Mit der Zukunft, aus der er gern unkt, hat Grass wieder einmal seine Schwierigkeiten. Die Erzählung spielt zwischen November 1989 und Spätwinter 1992, wird aber aus einer unbekannten oder nur dem Autor bekannten Zukunft geschrieben. So genau weiß er es allerdings auch nicht, denn einmal läßt er seinen Reschke am Stock gehen, „fast erblindet“ (Seite35), schickt ihn zum Ende hin aber mit seiner inzwischen angetrauten Alexandra durch Italien, wo sie sich vornehmlich Kirchen anschauen. Laufe am Stock, fast erblindet..., saubere Arbeit. Alexander überlebt diese Reise nicht, hat demnach gar nicht die Zeit für das Schicksal, das ihm sein Erfinder 260 Seiten zuvor zugedacht hatte.

Grass oder der Erzähler redet sich fein auf die Aktenlage hinaus, daß ihm gar nichts anderes übrigbleibe, als Reschkes Aufzeichnungen zu referieren und zu zitieren. Aber muß Reschke, um eines denkbar bescheidenen Mehrwerts an Ironie willen, deshalb ununterbrochen in der bleichen, erschöpften Prosa eines Bonner Politikers faseln, immer „von etwas ausgehen“, „in Sachen“ dies und jenes tätig werden, seiner künftigen Frau das Bochumer Appartement als „eine allerdings geräumige Dreizimmerwohnung von studioartigem Zuschnitt“ schildern, um dann in bester sozialbewußter Prospekt- Manier fortzufahren: „Freilich in einem unansehnlichen Neubau mit wenig imposantem Ausblick. Eine Industrielandschaft, die von relativ viel Grünfläche aufgelokkert wird...“

Von relativ viel Grünfläche aufgelockert — das soll Günter Grass geschrieben haben?
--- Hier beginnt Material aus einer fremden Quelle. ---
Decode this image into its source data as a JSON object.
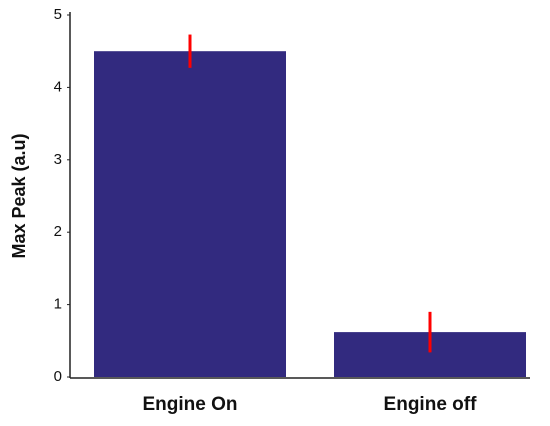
{
  "chart_data": {
    "type": "bar",
    "y_label": "Max Peak (a.u)",
    "categories": [
      "Engine On",
      "Engine off"
    ],
    "values": [
      4.5,
      0.62
    ],
    "errors": [
      0.23,
      0.28
    ],
    "color": "#322a7f",
    "error_color": "#ff0000",
    "ylim": [
      0,
      5
    ],
    "yticks": [
      0,
      1,
      2,
      3,
      4,
      5
    ]
  }
}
Bleibt die Altersliebe. Max Frisch tat sich in Montauk den Gefallen, mit einer jüngeren Frau anzubändeln, Grass ist ein wenig realistischer und preist den geriatrischen Sex („Du hast mich gebumst ganz schön“, schreibt ihm seine Alexandra, weil man das als rüstiger Sechziger wohl ganz gern hört). Leider entsteht aus beider Nähe zum Grabe dieses fatale Fabel von dem Bestattungsunternehmen, das einmal Polen und Deutschland miteinander aussöhnen sollte, aber in übler Geschäftemacherei endet, in „Bungagolfs“ und sogar Kreißsälen für die gebärenden Kinder der Greise, die nach Danzig kommen, um knapp über der heimatlichen Grube zu sterben, in die sie fahren wollen.

Gesellschaft gegründet, Friedhof geleast, Frau gefunden: Grass gönnt den beiden ihr spätes Glück bei Pilzgerichten, beim gemeinsamen Besichtigen von Kirchen, bei Strandausflügen an die Nehrung, an der schon Oskar glücklich die Trommel schlug. Dieser Leser hätte davon mehr vertragen als vom Brummkreiseln der Weltprobleme, die bei bester Absicht auch nicht fundierter vorgetragen werden als bei Freund Björn. ich will dich lieben bis zur erblindung, heißt es im Liede, bis man uns fortträgt in die katakomben/ denen nichts entgeht.

Menschenfreundlich, wie der Autor dann doch ist, gönnt er seinen Bestattungsunternehmern einen unordentlichen Tod im todessüchtigen Süditalien, einen Unfall und die letzte Ruhe in einem ausgebrannten Auto, das, Wunder des Erzählens, dann auch noch auf einen Friedhof gestürzt ist. Wie die Erzählung.

Günter Grass: Unkenrufe. Eine Erzählung. Steidl-Verlag, Göttingen. 300Seiten, gebunden, 38DM.